En 1996, je suis allée à la fête de la musique, seule, dans Paris. Je me suis promenée du côté des Tuileries, alors qu’il existait déjà cette petite fête foraine dans le parc.

J’avais bêtement tué des ballons au plomb, et remporté une peluche que je brandissais naïvement, comme un trophée de voyage en solitaire.

En arrivant sous les arcades du Louvre, j’ai écouté un saxophoniste, je crois. A côté de moi, une femme tenait dans ses bras sa petite fille. J’ai entendu son prénom : nous portions le même.

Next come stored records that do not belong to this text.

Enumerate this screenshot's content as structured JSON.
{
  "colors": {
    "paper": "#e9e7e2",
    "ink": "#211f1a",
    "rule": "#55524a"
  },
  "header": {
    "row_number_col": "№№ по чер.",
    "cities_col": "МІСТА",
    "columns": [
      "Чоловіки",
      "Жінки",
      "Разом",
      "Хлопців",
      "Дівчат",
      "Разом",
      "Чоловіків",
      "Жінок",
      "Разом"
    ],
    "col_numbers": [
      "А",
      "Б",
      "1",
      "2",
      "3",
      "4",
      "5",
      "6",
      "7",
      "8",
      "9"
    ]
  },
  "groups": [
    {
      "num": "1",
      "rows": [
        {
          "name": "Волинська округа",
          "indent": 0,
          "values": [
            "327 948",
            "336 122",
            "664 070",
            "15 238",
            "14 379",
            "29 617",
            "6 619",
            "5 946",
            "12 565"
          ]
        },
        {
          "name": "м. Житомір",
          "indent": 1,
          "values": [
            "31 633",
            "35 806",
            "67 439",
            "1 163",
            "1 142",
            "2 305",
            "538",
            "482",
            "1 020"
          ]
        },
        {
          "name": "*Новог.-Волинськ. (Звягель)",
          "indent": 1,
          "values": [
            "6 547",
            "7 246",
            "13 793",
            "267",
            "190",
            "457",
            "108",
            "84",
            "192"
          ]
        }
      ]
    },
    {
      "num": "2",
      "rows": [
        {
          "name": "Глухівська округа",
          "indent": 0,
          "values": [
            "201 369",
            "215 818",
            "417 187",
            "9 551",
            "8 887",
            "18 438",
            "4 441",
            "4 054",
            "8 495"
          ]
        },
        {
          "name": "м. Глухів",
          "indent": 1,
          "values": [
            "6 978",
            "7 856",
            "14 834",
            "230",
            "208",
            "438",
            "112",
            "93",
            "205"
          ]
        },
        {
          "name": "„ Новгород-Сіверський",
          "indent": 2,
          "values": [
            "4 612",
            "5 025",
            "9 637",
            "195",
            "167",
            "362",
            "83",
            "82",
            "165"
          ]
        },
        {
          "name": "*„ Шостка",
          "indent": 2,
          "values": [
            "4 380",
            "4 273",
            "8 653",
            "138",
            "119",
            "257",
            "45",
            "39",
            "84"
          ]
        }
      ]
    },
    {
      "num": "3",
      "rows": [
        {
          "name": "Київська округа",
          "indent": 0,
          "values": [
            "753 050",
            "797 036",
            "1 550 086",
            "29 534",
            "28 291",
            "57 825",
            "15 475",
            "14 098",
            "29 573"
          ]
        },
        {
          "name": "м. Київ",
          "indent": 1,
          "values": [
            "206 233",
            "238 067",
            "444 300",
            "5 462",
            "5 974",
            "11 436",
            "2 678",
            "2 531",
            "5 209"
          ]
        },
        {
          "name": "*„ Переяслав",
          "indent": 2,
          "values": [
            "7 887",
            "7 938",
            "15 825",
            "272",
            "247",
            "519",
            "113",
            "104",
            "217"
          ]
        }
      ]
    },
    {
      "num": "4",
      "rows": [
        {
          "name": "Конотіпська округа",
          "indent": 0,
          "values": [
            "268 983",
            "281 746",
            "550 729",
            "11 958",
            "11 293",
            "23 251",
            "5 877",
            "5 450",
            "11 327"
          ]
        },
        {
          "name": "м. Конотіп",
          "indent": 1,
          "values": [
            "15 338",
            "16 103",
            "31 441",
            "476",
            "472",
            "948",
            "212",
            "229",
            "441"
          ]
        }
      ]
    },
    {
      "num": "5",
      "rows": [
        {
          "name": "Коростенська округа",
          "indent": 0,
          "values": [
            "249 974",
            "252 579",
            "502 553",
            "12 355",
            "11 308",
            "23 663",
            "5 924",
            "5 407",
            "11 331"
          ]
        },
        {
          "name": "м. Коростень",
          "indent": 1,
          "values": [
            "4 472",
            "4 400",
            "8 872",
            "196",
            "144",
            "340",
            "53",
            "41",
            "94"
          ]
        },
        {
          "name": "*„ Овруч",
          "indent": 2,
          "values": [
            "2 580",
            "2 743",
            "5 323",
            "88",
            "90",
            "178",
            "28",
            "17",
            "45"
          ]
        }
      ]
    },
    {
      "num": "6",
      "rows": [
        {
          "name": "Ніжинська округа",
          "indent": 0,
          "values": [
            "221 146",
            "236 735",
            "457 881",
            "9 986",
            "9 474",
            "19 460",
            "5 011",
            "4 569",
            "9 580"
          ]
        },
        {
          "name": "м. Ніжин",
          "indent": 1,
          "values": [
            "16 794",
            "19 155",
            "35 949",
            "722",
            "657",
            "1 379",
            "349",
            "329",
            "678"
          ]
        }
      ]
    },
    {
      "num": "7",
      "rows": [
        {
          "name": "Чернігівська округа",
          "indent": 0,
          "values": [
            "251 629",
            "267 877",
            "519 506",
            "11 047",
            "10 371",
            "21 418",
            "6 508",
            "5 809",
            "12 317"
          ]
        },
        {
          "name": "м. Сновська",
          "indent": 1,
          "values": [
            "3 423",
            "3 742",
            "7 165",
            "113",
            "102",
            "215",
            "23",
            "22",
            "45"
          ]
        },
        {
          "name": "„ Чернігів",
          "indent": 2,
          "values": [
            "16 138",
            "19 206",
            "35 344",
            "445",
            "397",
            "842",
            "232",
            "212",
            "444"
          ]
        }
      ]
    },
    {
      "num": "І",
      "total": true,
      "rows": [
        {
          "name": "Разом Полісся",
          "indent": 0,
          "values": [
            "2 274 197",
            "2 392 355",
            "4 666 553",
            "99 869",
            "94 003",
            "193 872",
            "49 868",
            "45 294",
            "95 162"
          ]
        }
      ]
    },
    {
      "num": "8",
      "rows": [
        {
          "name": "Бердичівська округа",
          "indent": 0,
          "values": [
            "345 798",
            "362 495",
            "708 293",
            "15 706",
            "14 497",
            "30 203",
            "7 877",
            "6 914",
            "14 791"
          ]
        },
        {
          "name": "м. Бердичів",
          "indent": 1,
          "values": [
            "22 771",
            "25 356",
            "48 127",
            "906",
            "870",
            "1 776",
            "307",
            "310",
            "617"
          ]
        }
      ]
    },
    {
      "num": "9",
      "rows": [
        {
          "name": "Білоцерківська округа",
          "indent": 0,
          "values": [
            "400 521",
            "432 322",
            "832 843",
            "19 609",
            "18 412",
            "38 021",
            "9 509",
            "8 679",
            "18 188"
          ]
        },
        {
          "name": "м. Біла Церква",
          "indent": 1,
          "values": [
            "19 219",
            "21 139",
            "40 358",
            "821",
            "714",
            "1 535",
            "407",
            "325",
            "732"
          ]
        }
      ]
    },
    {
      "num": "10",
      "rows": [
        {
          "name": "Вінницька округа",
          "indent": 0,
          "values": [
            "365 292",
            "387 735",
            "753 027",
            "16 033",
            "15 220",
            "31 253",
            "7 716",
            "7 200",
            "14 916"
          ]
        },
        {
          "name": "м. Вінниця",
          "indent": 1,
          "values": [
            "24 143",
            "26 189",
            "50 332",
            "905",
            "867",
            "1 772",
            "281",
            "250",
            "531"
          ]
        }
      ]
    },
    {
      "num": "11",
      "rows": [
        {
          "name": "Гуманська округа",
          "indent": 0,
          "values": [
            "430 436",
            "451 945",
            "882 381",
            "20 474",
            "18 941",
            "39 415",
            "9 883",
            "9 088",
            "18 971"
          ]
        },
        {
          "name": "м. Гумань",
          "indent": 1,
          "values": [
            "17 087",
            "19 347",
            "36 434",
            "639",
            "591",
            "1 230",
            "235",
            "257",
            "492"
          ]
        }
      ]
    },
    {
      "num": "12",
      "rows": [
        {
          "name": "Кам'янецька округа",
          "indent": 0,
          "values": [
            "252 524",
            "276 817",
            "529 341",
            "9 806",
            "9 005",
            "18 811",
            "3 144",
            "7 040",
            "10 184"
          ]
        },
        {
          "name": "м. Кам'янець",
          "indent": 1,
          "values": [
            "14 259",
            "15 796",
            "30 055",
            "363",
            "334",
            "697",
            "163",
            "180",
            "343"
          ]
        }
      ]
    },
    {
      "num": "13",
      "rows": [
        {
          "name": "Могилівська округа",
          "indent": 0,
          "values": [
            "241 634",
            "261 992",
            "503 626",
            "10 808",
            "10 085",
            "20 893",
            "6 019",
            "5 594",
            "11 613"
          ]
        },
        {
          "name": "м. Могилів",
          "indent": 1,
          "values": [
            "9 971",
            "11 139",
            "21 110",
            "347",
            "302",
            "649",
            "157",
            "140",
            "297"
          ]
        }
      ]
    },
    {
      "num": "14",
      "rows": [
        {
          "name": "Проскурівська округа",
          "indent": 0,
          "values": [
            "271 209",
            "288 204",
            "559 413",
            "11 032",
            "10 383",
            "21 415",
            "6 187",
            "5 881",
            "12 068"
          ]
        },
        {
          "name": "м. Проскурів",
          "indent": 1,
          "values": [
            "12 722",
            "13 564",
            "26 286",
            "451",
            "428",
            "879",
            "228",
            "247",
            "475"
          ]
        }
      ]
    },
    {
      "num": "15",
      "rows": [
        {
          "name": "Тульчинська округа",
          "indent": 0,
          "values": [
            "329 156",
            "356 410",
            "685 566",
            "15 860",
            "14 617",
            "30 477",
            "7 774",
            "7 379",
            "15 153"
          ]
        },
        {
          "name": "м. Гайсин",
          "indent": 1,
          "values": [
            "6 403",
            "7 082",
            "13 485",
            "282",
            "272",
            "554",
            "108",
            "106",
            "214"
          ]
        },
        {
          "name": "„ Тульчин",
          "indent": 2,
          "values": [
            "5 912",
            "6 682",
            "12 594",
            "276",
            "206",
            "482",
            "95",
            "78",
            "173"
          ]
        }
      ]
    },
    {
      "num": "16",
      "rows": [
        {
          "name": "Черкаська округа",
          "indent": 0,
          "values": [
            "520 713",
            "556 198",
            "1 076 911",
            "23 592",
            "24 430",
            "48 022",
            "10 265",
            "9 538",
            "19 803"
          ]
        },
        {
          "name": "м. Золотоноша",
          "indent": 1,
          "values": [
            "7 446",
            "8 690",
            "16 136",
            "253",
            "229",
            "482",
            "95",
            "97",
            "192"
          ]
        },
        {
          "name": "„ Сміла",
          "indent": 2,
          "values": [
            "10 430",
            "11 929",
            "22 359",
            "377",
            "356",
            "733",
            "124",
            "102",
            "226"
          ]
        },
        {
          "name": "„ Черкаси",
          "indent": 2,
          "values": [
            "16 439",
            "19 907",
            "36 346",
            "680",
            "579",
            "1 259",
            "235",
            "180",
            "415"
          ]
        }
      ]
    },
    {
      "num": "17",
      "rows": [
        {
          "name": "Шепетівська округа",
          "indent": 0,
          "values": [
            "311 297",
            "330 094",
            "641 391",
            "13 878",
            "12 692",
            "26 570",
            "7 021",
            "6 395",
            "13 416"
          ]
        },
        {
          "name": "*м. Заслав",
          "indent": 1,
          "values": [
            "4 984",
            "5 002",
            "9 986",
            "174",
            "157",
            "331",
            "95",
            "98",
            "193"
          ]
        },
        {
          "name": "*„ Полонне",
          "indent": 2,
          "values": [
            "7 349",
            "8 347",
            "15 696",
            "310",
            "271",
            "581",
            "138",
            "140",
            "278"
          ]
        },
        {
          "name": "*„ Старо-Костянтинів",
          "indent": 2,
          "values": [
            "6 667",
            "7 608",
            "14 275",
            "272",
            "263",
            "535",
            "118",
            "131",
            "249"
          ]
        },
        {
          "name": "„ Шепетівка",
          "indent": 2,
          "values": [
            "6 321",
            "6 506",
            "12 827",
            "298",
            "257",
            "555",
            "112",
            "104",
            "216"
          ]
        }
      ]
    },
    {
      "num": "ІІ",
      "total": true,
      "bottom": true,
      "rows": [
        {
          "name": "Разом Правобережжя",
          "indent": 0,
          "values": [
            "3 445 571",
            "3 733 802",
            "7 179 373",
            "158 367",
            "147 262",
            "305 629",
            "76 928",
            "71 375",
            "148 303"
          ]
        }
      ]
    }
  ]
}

Trois jours plus tard, le 24 juin 1996 donc, j’écrivis ce texte au lycée, que j’intitulai Les Deux enfants

« Sans le savoir, elle portait votre nom. Une enfant de nulle part, derrière des lunettes trop épaisses pour des yeux d’innocence, dans les bras de sa mère. Un sourire exquis comme un fruit, qu’une voix de princesse recouvre joyeusement. La peluche que vous lui avez offerte n’a pas de nom. Sur le moment, vous n’en aviez pas trouvé. Un petit chien fripé, perdu dans vos mains de jeune fille lointaine, que l’enfant faisait danser sous vos yeux scintillants. C’était du bonheur pur. Un moment tout présent, que rien n’aurait osé altérer : ni vos souvenirs gangrénés par la solitude, ni vos doutes sur ce qu’il adviendra de vos amours multiples et unes. L’enfant et la mère souriaient. Devant ce chien sans nom, peluche douce de certitudes, des larmes ont perlé au fond de vous-même. L’enfant et la mère se sont éloignées. Les deux petites filles au même prénom se sont fait signe au revoir ; l’une tenant un petit chien marron fripé dans sa main toute ronde ; l‘autre tenant la fin de son enfance au fond de son regard, en faisant l’impossible –ne pas pleurer- pour qu’elle lui échappe définitivement. »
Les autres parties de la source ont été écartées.